The most historic Massachusetts beach is also the first public beach in the United States. Revere Beach was established in 1896, and ever since it has been a reflection of the history of New England and the country’s public landscapes. It was designated as a National Historic Landmark in 2003. In designating it as such, the National Parks Service states: “As the best remaining example of Eliot's philosophy of landscape preservation and social responsibility, the plans for Revere Beach informed the early development of regional planning in this country.” The “Eliot” mentioned was the renowned landscape architect Charles Eliot who designed Revere Beach in Massachusetts and numerous other public spaces before his untimely death in 1897. His works include everything from Harvard’s lush Arnold Arboretum and the graceful esplanades between Cambridge and Boston to Mill Creek Park in Youngstown, Ohio (the second largest metropolitan park in the country).

If you had to choose any beach in the country as being quintessentially American, Revere Beach would be it. It was always the people’s beach, used by working class people from Boston and the other North Shore communities like Lynn, Swampscott, and Salem that were primarily blue-collar towns. This historic Massachusetts beach remains one of the most accessible in the state. There is ample public parking and a convenient T-stop (mass transit train) right at the beach.

Revere Beach is about five miles north of Boston, located along Route 1, the coastal route that runs almost unbroken from Florida to Maine. It forms a natural crescent, with wide expanses of sand stretching for more than three miles and sloping gradually down to the water. This makes it a perfect bathing beach and excellent for families with children. There are scenic views of little Nahant island across the bay, with lighthouses and the Winthrop and Logan Airport peninsulas to the south.

During the Golden Age before the Depression and even into the 1960s, Revere Beach in Massachusetts was known as the Coney Island of New England. Ballrooms and dance halls like the Hampton Beach Casino and the Winnipesaukee Gardens in Weirs Beach, New Hampshire drew dancers and concert-goers. Visitors from all over the world came to enjoy roller coasters, carousels, and other amusement park rides. There was even a grandstand just for people to sit and people-watch. There were famous dance marathons, and the most famous of the Big Bands played here. Hotels, restaurants, and movie theaters lined the boulevard.

Hard times hit the historic Massachusetts beach beginning in the 1960s, and six great blizzards between 1974 and 1978 saw many of the businesses close. Unsavory teenage gangs were known to frequent the beach, and it was even rumored to be a dumping ground for what was called the Boston Mafia. Seedy bars replaced the ballrooms, and many homes were left deserted. Beach pollution was rampant. This certainly justified its lesser reputation among the wealthier, privileged classes who summered at more genteel and refined places like Cape Cod, Martha’s Vineyard, and Nantucket Island beaches.

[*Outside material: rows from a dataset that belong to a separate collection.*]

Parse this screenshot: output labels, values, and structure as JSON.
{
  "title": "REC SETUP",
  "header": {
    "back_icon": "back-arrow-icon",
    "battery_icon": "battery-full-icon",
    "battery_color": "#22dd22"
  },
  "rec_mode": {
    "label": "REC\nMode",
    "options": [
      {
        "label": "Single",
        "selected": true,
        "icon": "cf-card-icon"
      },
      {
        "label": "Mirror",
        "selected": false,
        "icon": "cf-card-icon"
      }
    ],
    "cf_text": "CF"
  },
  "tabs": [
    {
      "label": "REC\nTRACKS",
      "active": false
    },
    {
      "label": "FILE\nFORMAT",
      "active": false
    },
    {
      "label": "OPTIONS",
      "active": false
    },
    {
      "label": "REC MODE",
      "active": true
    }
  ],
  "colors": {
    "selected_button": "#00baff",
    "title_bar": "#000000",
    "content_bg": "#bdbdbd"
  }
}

Today, and since the 1980s, Revere Beach in Massachusetts has undergone a facelift and revitalization. The long, wide stretch of idyllic sand with fabulous views remains. It is the site of the respected New England Sand Sculpting Festival. If you want to schedule your trip during one of the beach events, you will see fabulous sculptures by artists from around the country in July. The graceful walkways and promenade have been refurbished; the typical New England bandstands and pavilions have been restored; the water is clean and monitored; and restaurants line the boardwalk. Try historic Kelly’s, serving famous roast beef sandwiches, and traditional lobster and fried clam rolls since 1951.